French and British diplomats, meeting in Paris during 1750, failed to resolve the Ohio problem. Subsequent actions on both sides made war all but inevitable. In 1752 French authorities promoted the marquis de Duquesne (1700-1778) to governor general of Louisiana, with orders to take possession of the Ohio Valley. The following year, Duquesne ordered fortifications built in western Pennsylvania, at present-day Erie and Waterford. Meanwhile, Robert Dinwiddie (1693-1770), lieutenant governor of Virginia and a shareholder in the Ohio Company, stepped up British settlement in Ohio by issuing land grants.

In early 1754 at the suggestion of a young officer named George Washington (1732-1799), the British commenced construction of a large fort at present-day Pittsburgh.
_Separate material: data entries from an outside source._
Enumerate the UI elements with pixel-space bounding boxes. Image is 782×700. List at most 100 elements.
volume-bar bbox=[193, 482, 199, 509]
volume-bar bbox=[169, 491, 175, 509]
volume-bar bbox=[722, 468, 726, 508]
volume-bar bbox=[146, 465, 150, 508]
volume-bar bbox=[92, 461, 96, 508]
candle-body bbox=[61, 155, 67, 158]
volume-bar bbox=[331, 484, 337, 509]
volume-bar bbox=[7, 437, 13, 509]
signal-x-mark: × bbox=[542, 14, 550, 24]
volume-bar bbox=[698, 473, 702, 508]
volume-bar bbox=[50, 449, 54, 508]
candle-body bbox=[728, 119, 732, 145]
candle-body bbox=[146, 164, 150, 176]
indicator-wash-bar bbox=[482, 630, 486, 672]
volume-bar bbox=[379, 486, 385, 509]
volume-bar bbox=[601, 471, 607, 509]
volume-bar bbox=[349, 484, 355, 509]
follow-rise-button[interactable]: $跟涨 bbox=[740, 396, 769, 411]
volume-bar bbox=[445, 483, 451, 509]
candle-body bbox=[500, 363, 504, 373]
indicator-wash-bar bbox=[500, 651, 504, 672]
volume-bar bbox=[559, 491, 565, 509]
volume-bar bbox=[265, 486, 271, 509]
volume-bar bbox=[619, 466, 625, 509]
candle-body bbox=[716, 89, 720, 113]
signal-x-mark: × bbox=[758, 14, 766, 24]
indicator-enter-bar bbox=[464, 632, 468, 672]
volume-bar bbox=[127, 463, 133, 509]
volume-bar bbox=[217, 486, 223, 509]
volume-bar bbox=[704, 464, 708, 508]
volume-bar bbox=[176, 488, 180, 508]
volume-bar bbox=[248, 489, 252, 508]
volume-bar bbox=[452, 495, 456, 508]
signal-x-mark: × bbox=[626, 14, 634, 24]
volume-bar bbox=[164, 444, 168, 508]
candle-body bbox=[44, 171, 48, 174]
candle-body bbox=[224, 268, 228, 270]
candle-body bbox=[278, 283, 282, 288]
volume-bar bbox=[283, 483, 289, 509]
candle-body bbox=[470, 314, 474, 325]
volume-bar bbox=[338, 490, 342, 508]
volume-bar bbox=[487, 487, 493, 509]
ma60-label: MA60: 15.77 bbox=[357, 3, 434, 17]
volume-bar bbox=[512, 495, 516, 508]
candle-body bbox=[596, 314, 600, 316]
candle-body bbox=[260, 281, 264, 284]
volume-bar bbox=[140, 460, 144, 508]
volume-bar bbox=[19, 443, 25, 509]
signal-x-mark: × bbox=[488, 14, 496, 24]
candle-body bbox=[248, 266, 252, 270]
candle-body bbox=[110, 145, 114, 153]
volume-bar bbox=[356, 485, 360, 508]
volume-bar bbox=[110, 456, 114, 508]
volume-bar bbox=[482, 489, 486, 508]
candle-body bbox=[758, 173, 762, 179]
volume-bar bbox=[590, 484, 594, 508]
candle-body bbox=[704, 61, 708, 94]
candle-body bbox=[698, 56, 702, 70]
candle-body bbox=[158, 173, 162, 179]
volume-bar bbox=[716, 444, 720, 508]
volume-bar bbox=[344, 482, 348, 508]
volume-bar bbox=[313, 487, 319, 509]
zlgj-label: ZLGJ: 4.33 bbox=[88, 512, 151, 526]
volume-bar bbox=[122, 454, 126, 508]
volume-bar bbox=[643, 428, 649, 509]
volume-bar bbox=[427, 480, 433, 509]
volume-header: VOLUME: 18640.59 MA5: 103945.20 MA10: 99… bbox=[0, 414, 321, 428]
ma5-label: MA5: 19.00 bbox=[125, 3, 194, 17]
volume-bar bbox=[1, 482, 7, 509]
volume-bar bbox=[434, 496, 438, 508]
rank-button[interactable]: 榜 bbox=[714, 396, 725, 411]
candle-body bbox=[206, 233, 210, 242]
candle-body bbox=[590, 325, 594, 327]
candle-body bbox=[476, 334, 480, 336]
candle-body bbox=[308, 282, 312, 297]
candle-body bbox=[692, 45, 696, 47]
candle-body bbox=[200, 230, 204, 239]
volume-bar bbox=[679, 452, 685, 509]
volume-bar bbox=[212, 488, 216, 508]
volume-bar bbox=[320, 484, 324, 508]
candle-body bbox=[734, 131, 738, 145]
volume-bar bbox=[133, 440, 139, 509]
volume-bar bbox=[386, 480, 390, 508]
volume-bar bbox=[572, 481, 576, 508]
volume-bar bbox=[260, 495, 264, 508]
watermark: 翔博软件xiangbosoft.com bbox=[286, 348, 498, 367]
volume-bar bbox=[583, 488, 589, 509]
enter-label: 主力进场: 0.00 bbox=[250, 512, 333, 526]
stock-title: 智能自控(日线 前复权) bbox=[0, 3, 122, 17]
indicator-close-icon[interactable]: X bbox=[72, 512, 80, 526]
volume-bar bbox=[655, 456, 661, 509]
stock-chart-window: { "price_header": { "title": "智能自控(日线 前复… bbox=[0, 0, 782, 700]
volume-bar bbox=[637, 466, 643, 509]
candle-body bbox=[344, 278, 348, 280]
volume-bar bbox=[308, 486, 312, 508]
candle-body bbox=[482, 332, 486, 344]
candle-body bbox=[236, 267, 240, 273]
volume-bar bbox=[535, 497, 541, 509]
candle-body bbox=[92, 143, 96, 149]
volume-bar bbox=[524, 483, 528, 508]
Sited at the crossroads of the Allegheny, Monongahela, and Ohio rivers, this was a highly strategic location. Whoever controlled this fortification could potentially control the Ohio Valley.

The French responded immediately, setting in motion a series of events that became known as the Seven Years War (or the French and Indian War). Before British engineers could complete their fort at the mouth of the Ohio, French forces overran the fortification, completing it and renaming it Fort Duquesne. In May, Washington’s ill-considered ambush of a French detachment led by ensign Joseph Coulon de Villiers de Jumonville (1718-1754), carried out in coordination with refugee Iroquois warriors led by Tanaghrisson (the real leader of the operation), resulted in the massacre of Jumonville and a dozen of his men. French authorities took this as an unmitigated act of war.